Он и в самом деле не ощущал боли, которая так терзала его на берегу.
— С перепугу болеть перестали. Это так. У меня перед выходом на рейд поясницу ломило, а теперь прошло. Давай думать, что делать.
— А что? Видно, так и висеть на днище. Рассвет придет — может, и в голове посветлеет. Тогда, глядишь, что и придумаем.
— Верно. Умная твоя головушка! — похвалил Семен и, помолчав, добавил. — Бочки у нас пропали…
— Спишут, — не очень уверенно ответил Федор. — Хрен с ними, с бочками! Лишь бы самим спастись!
— Да, теперь не до бочек, — согласился Семен, но все же подумал, что если потерянный груз отнесут на них, то придется платить изрядную сумму, такую, какая и во сне не снилась ни ему, ни Федору.
Настроение стало еще мрачнее, и он надолго замолчал. Федор уже подумал, не случилось ли с ним чего: вдруг задремал, еще сползет в воду. Он хотел было окликнуть товарища, но тот и сам, наконец, подал голос.
— Отлив начался. Волна меньше стала.
— Верно. Скорее бы рассвело.
— Ну рассветет еще не скоро Что это?.. Гляди, луч! — воскликнул Семен. — Позади тебя светит. С парохода, что ли?
Федор быстро обернулся, всмотрелся во тьму и разглядел вдали луч света, скользнувший по волнам. А вскоре донесся и слабый гудок.
— Никак нас ищут!?
— Похоже, — отозвался Семен. — На Боевике, верно, пришли. Его фонарь. И гудок его. Только не там ищут…
— Давай покричим.
Оба дружно принялись кричать, но быстро отчаялись в том, что их услышат на таком большом расстоянии.

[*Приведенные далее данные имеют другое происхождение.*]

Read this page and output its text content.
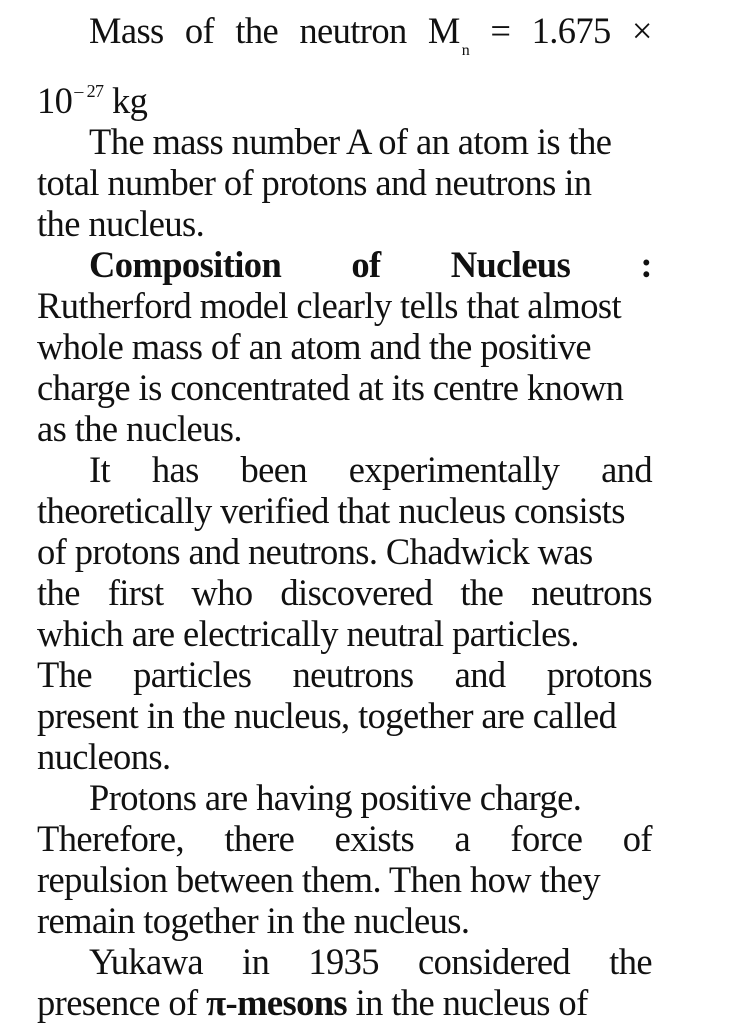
Mass of the neutron M $_n$ = 1.675 ×
10 $^{- 27}$ kg
The mass number A of an atom is the
total number of protons and neutrons in
the nucleus.
Composition of Nucleus :
Rutherford model clearly tells that almost
whole mass of an atom and the positive
charge is concentrated at its centre known
as the nucleus.
It has been experimentally and
theoretically verified that nucleus consists
of protons and neutrons. Chadwick was
the first who discovered the neutrons
which are electrically neutral particles.
The particles neutrons and protons
present in the nucleus, together are called
nucleons.
Protons are having positive charge.
Therefore, there exists a force of
repulsion between them. Then how they
remain together in the nucleus.
Yukawa in 1935 considered the
presence of π-mesons in the nucleus of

— Зря кричим. Гудок и то еле слышно, — сказал Семен. — Жаль, огня у нас нет… Сигнал не подать. Ежели до рассвета проищут, тогда заметят.
— Не ушли бы мористее…
— Хоть бы скорее рассвело. Рубаху исподнюю на весле бы подняли.
Слабый луч света, вспыхивавший время от времени, все удалялся. Рыбаки приуныли.
…
— Федор, а, Федор!
— Ну?
— Как ты, живой?
— Чуть живой.
Федор находился в том дремотном, близком к обмороку состоянии, когда уже перестаешь ощущать и холод, и голод, и постепенно погружаешься в небытие. Так случается с путником, застигнутым где-нибудь в пустынной тундре лютой пургой. Выбившись из сил, человек валится в сугроб и медленно погружается в свой последний вечный сон… Усилием воли Федор гнал прочь эту сонную одурь, обволакивающую его тягучей прочной сетью, сколько было возможно, ворочался на смоляном днище елы и все чувствовал, что силы уходят и гибель близка. Ему стало до слез жалко Соню и маленькую дочурку Сашу: Как же они без меня-то будут жить?